La CEM enfatiza que la conmemoración no representa una celebración de la guerra ni una reivindicación de la violencia. “No conmemoramos una guerra ni celebramos una victoria; no exaltamos las armas ni idealizamos la violencia”, señala el mensaje, en el que también se afirma que la intención es honrar la fidelidad de miles de creyentes, recordar el testimonio de los mártires y defender la libertad religiosa como un derecho que pertenece a todas las personas, independientemente de sus creencias.
“La libertad religiosa no es un privilegio del clero, sino un derecho de toda persona humana”, expresa el documento.
Los obispos también hacen un reconocimiento explícito de la persecución que sufrió la Iglesia durante aquellos años. En el texto se recuerda que hubo templos cerrados y profanados, sacerdotes fusilados sin juicio, religiosas expulsadas, laicos asesinados y miles de familias afectadas por la violencia.
“La persecución contra la Iglesia fue real”, sostienen, al tiempo que aclaran que nombrar esos hechos no significa fomentar el resentimiento, sino asumir la verdad como condición indispensable para alcanzar una auténtica reconciliación. “Nombrar estas injusticias no es agraviar a nadie: es cumplir el deber de la verdad”, señala el mensaje.

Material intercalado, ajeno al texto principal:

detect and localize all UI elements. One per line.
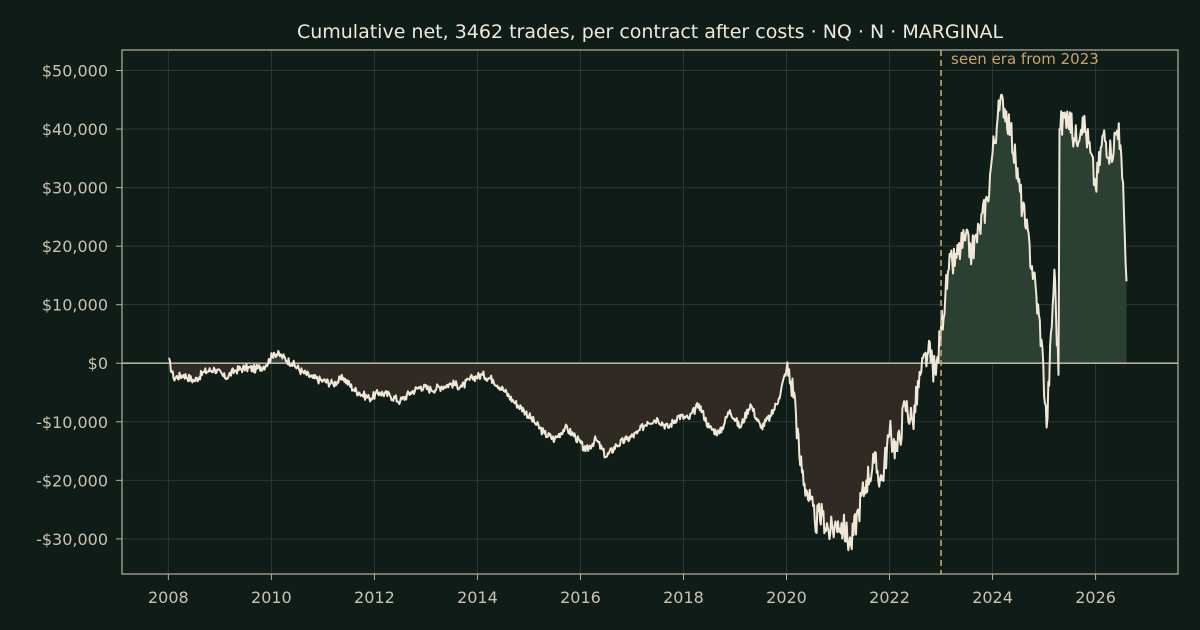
y-tick-label: $20,000 <box>42 237 108 256</box>
x-tick-label: 2022 <box>869 588 910 607</box>
x-tick-label: 2024 <box>972 588 1013 607</box>
x-tick-label: 2014 <box>457 588 498 607</box>
y-tick-label: -$10,000 <box>36 413 108 432</box>
label-layer: 2008 2010 2012 2014 2016 2018 2020 2022 2024 2026… <box>36 61 1116 607</box>
marker-layer: seen era from 2023 <box>940 50 1099 574</box>
x-tick-label: 2026 <box>1075 588 1116 607</box>
x-tick-label: 2010 <box>251 588 292 607</box>
negative-area-fill <box>170 363 1059 551</box>
x-tick-label: 2020 <box>766 588 807 607</box>
y-tick-label: -$30,000 <box>36 530 108 549</box>
y-tick-label: $10,000 <box>42 296 108 315</box>
line-layer <box>168 93 1128 552</box>
y-tick-label: $30,000 <box>42 179 108 198</box>
x-tick-label: 2016 <box>560 588 601 607</box>
x-tick-label: 2008 <box>148 588 189 607</box>
y-tick-label: -$20,000 <box>36 471 108 490</box>
plot-frame <box>121 49 1179 575</box>
y-tick-label: $40,000 <box>42 120 108 139</box>
x-tick-label: 2018 <box>663 588 704 607</box>
chart-title: Cumulative net, 3462 trades, per contrac… <box>297 21 1003 43</box>
y-tick-label: $50,000 <box>42 61 108 80</box>
area-layer <box>168 94 1127 551</box>
tick-layer <box>116 69 1097 580</box>
positive-area-fill <box>168 94 1127 364</box>
cumulative-net-line <box>168 93 1128 552</box>
x-tick-label: 2012 <box>354 588 395 607</box>
era-marker-label: seen era from 2023 <box>951 50 1099 68</box>
y-tick-label: $0 <box>88 354 108 373</box>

El Episcopado dedica además un apartado especial a la libertad religiosa en el México actual. Si bien reconoce que el país avanzó significativamente con las reformas constitucionales de 1992 y posteriores modificaciones legales que fortalecieron la relación entre el Estado y las iglesias, advierte que todavía existen limitaciones para el ejercicio pleno de este derecho.
Entre ellas menciona restricciones al culto fuera de los templos, obstáculos para que asociaciones religiosas accedan a concesiones de radio y televisión, así como limitaciones para que los padres puedan elegir la educación religiosa de sus hijos.
El documento también alerta sobre el impacto que la violencia del crimen organizado tiene en diversas regiones del país.
Los obispos afirman que existen comunidades donde la inseguridad impide vivir plenamente la fe y recuerdan el asesinato de sacerdotes ocurrido en los últimos años, entre ellos los jesuitas de Cerocahui y el padre Marcelo Pérez, como evidencia de que la violencia contra miembros de la Iglesia no pertenece únicamente al pasado. Asimismo, advierten sobre nuevas amenazas derivadas de la manipulación digital y de una cultura que reduce a la persona a un simple dato o perfil de consumo.

En la parte final del mensaje, la Conferencia del Episcopado Mexicano sostiene que México necesita recuperar la unidad nacional frente a problemas como la violencia, las desapariciones, la impunidad y la polarización política. “Cuando el otro deja de ser hermano, el país entero pierde”, afirman los obispos, quienes reiteran su compromiso con el Diálogo Nacional por la Paz, el acompañamiento a las víctimas y la promoción de una cultura del encuentro. Además, anuncian que durante los próximos años se desarrollarán jornadas de oración, peregrinaciones, congresos, actividades académicas y proyectos de formación que acompañarán la conmemoración del centenario rumbo al Jubileo Guadalupano de 2031.
El mensaje concluye con una invitación dirigida a todos los mexicanos para mirar la historia sin miedo, aprender de ella y construir un país donde prevalezcan la reconciliación, la justicia y la paz. “Que este tiempo nos encuentre reconciliados: capaces de nombrar la verdad sin odio, de perdonar sin olvidar y de construir juntos una nación donde ninguna conciencia sea coaccionada y ninguna vida sea descartable”, expresan los obispos en el documento firmado este 31 de julio de 2026.